The program, called "Dreams Come True", is the first of its kind in the city, which is home to more than seven million migrant workers.
It is a major step in the city's efforts to treat migrant workers as citizens, rather than outsiders, and to help upgrade their skills, the Shenzhen general trade union said.
"The migrant workers will now be able to get access to better education and skills, a requirement for a harmonious society, and a knowledge-based city," Wang Tongxin, vice chairman of the union, said.
Since the application hotline was published on Wednesday the union has received numerous calls.
"We did not expect the program would be so popular," a press officer of the union, Cheng Lida, said.

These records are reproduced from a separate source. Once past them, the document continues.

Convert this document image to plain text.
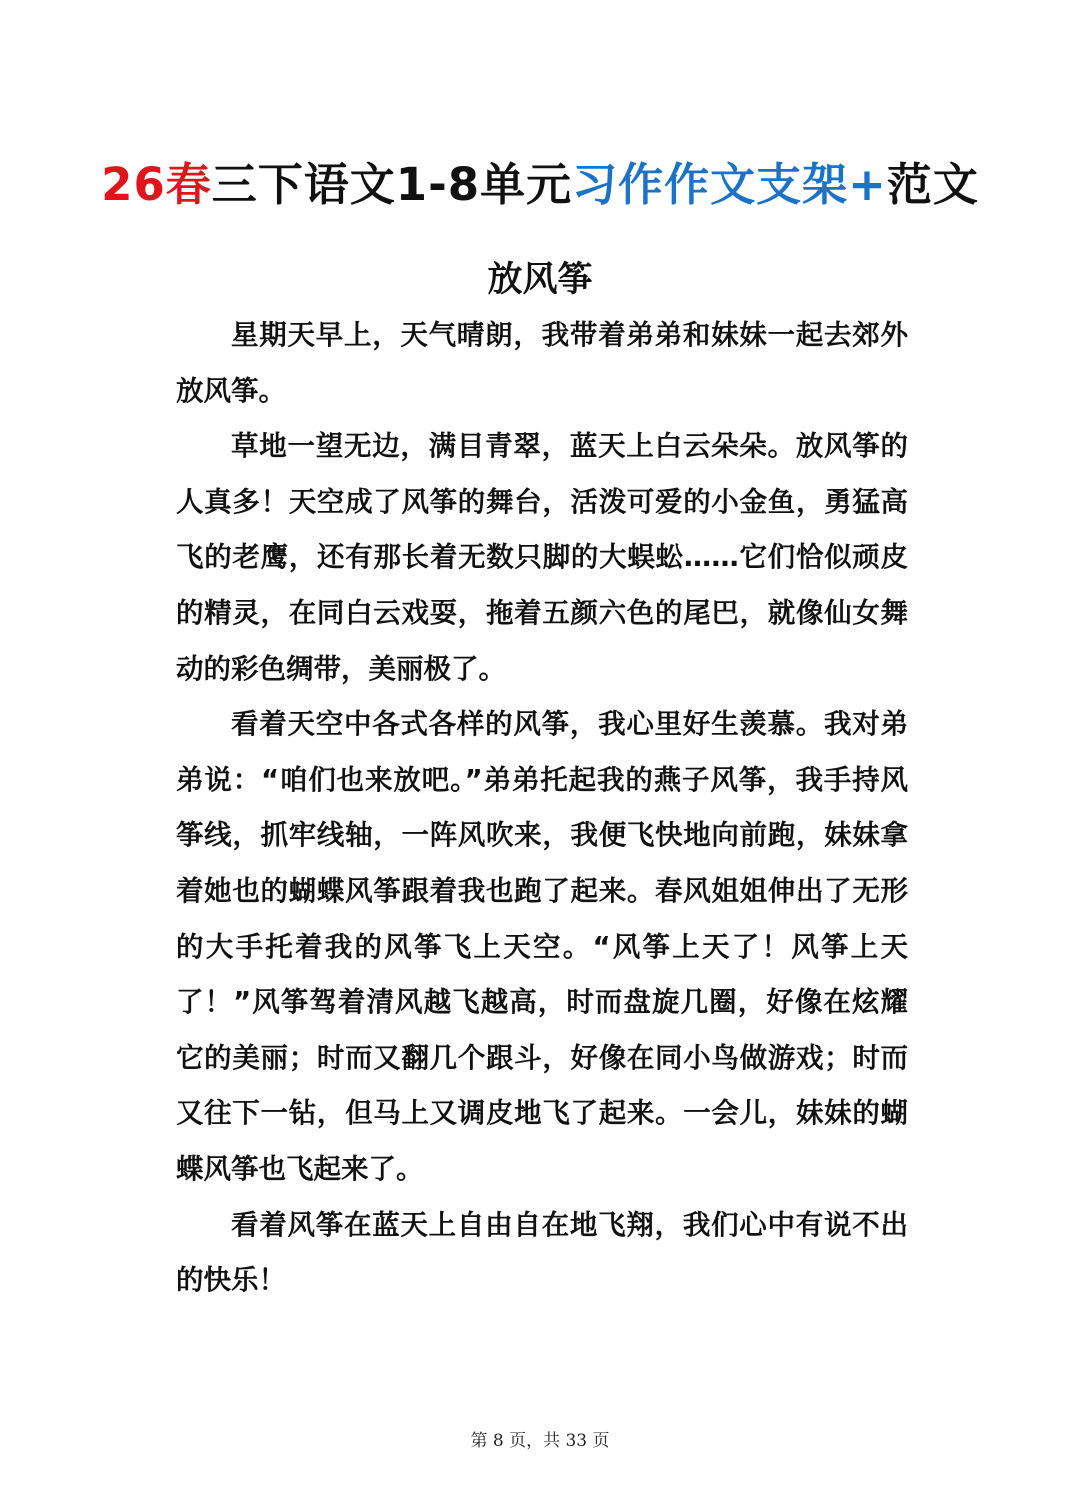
26春三下语文1-8单元习作作文支架+范文
放风筝

星期天早上，天气晴朗，我带着弟弟和妹妹一起去郊外放风筝。

草地一望无边，满目青翠，蓝天上白云朵朵。放风筝的人真多！天空成了风筝的舞台，活泼可爱的小金鱼，勇猛高飞的老鹰，还有那长着无数只脚的大蜈蚣……它们恰似顽皮的精灵，在同白云戏耍，拖着五颜六色的尾巴，就像仙女舞动的彩色绸带，美丽极了。

看着天空中各式各样的风筝，我心里好生羡慕。我对弟弟说：“咱们也来放吧。”弟弟托起我的燕子风筝，我手持风筝线，抓牢线轴，一阵风吹来，我便飞快地向前跑，妹妹拿着她也的蝴蝶风筝跟着我也跑了起来。春风姐姐伸出了无形的大手托着我的风筝飞上天空。“风筝上天了！风筝上天了！”风筝驾着清风越飞越高，时而盘旋几圈，好像在炫耀它的美丽；时而又翻几个跟斗，好像在同小鸟做游戏；时而又往下一钻，但马上又调皮地飞了起来。一会儿，妹妹的蝴蝶风筝也飞起来了。

看着风筝在蓝天上自由自在地飞翔，我们心中有说不出的快乐！

第 8 页，共 33 页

Applicants need to meet several conditions: rural registered residence, graduate of a senior high school, at least one-year working experience, a recommendation from his or her employer, proof of poverty, and membership of a trade union.
Three universities, one in Beijing and the other two in the provinces of Tianjian and Sichuan, have agreed to provide four majors -- computer science, marketing, logistics, and financial management.
The tuition for the two-and-a-half-year course is 8,000 yuan (US$1,100) per person, which will be mainly financed by the trade union.
At the end of last year, about 3.5 million people had been registered as trade union members in Shenzhen, a majority being migrant workers.
"No percentage of their composition is available," Cheng said.
The union currently offers scholarships to 300 migrant workers that graduated from at least junior high school, to study in secondary technical schools that teach accounting, logistics management and industrial arts.
It also provides free technical training for another 300 migrant and laid-off workers.
They are taught estate management and computer science.